Asia Sourcing Update May 2015

Fung Business Intelligence | 2 Jun 2015

Asia Sourcing Update May 2015

WORLD BANK PREDICTS CAMBODIA’S ECONOMIC GROWTH TO S LOW SLIGHTLY

In its East Asia and Pacific Economic Update released in April, the World Bank predicts that the real GDP growth in Cambodia will moderate slightly from 7.0% yoy last year to 6.9% yoy in 2015 and 2016, and 6.8% yoy in 2017. The slowdown is attributable in part to the concerns over reduced competitiveness in the garment industry and the modest growth in the agricultural sector amid weak agricultural commodity prices.

The garment industry, which accounted for 77% of the country’s total exports last year, is facing increasing challenges. The 28% wage increase at the beginning of this year makes Cambodia’s garment exports less competitive among its neighbouring sourcing countries. At the same time, the appreciation of the US dollar, to which the Cambodian riel is pegged, also makes garment exports to the EU – the largest export market for Cambodia’s garments – less competitive in euro terms.

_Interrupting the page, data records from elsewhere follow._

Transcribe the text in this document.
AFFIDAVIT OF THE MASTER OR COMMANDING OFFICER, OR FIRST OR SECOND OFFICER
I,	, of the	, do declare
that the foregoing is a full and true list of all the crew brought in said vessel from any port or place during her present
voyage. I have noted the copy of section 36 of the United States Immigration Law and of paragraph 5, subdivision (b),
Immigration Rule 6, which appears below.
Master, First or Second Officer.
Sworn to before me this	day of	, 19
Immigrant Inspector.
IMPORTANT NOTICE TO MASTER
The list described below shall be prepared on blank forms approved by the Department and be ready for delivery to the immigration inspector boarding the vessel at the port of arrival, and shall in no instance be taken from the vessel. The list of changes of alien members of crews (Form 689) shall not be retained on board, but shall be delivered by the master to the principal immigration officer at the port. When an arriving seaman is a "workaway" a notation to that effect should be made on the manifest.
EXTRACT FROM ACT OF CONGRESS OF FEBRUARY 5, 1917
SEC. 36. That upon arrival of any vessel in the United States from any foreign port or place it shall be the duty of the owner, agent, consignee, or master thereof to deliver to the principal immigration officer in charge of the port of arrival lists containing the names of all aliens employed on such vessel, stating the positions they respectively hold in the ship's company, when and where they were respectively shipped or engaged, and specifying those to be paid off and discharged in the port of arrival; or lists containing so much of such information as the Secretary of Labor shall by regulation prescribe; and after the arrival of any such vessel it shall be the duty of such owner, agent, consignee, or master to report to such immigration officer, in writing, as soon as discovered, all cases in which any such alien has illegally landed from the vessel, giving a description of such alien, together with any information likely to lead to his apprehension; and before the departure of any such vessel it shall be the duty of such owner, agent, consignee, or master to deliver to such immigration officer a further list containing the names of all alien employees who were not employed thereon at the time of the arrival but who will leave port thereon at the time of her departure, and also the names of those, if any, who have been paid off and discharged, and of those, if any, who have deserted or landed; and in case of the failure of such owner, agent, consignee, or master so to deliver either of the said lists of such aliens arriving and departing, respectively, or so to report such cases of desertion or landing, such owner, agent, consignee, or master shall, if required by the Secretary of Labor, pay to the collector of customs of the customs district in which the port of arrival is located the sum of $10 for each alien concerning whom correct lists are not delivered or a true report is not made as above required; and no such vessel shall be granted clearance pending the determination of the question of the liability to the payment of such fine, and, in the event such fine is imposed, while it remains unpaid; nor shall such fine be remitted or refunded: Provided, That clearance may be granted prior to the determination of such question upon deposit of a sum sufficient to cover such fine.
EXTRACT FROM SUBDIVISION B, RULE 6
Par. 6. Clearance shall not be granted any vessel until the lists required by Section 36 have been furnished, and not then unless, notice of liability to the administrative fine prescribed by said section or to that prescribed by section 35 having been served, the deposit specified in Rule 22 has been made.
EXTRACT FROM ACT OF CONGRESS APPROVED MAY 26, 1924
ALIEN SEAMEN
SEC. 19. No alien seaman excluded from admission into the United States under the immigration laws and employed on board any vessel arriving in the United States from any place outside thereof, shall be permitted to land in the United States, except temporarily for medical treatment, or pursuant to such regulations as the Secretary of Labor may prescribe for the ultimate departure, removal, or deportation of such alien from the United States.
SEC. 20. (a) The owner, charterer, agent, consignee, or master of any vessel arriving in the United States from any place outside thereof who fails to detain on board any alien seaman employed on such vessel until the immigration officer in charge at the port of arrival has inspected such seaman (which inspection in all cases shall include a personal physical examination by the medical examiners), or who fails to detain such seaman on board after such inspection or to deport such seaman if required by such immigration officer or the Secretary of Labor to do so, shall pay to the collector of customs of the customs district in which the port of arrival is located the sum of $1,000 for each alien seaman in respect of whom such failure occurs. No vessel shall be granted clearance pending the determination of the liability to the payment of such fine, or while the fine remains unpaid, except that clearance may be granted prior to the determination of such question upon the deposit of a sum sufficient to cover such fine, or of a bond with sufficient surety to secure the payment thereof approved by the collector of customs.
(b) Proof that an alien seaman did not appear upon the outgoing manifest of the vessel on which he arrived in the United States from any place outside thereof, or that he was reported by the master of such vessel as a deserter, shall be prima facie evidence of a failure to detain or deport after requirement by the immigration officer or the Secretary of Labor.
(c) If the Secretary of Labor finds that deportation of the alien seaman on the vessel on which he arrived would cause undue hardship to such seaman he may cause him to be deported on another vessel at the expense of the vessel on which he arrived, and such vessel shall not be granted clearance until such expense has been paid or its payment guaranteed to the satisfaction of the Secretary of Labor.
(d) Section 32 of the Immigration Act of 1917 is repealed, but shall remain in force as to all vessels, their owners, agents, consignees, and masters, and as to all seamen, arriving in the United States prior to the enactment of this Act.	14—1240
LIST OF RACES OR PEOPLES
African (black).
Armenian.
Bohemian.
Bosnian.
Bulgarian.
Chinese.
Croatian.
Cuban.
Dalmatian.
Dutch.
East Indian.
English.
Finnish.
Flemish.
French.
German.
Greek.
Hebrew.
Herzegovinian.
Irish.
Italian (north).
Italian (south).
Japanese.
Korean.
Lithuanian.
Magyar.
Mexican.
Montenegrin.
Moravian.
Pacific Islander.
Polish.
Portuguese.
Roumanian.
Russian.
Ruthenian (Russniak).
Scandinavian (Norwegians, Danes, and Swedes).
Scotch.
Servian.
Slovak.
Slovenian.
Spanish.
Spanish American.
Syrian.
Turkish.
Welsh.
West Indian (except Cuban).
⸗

According to Ken Loo, secretary general of the Garment Manufacturers Association of Cambodia (GMAC), only 13 new export-oriented garment factories opened in 1Q15, compared to 40 exportoriented factories opened in the same period last year. While the World Bank’s prediction is among the least optimistic, the Asian Development Bank and Cambodia’s Prime Minister both forecast that Cambodia’s real GDP growth will accelerate to 7.3% yoy in 2015.

GARMENT EXPORTS GROW 11% YOY IN 1Q15

Cambodia exported US$1.73 billion worth of garments in 1Q15, up by 11% over the same period last year, according to data from the Ministry of Commerce. The figure points to a possible recovery of the garment industry, which grew a mere 4% yoy in terms of export value in 2014 due to falling orders.

By export destination, Cambodia’s garment exports to the EU increased by 16% yoy to US$680 million in the first quarter, while those to the US fell 1% yoy to US$537 million. Garment exports to other markets rose 21% yoy to US$521 million, indicating that the country’s efforts in diversifying its export markets have started to pay off.

The EU has accounted for an increasingly large share in Cambodia’s garment exports, overtaking the US as the largest export market for Cambodia’s garments. This is due mainly to the duty-free privileges granted by the EU to Cambodia under the “Everything but Arms” arrangement.

As labour strikes over minimum wage have gradually subsided, the growth of garment exports is likely to accelerate in the rest of the year.

VARIOUS PROJECTS UNDERWAY TO BOOST ELECTRICITY SUPPLY

Cambodia’s state energy provider Electricité du Cambodge (EDC) announced in March its plan to develop a high-voltage distribution network that can enhance the transmission capacity in a number of provinces along the Tonlé Sap Lake.

The project, funded by a concessional loan from China, will include the construction of a distribution network connecting Battambang, a province in north-western Cambodia, to the Siem Reap, Kampong Thom and Kampong Cham provinces. Another network will also be constructed to connect the Kampong Speu province to Takhmao, a city in the Kandal province, via a circular-grid network crossing the Tonlé Sap Lake, upper and lower Mekong River and Bassac River. To be completed over the next three years, together the new grids will extend the existing networks by about 450 kilometres in length.

To meet the growing domestic demand for power and reduce the reliance on imported electricity, Cambodia has been actively developing electricity generation capacity by coal and hydropower.

The Russei Chrum Krom River hydroelectric dam has begun operating in January. With power generation capacity of 338 megawatts, the dam is so far the largest hydropower station in Cambodia. It is the fifth dam built by Chinese investors in the country. The sixth one, with power generation capacity of 246 megawatts, will also become operational later this year.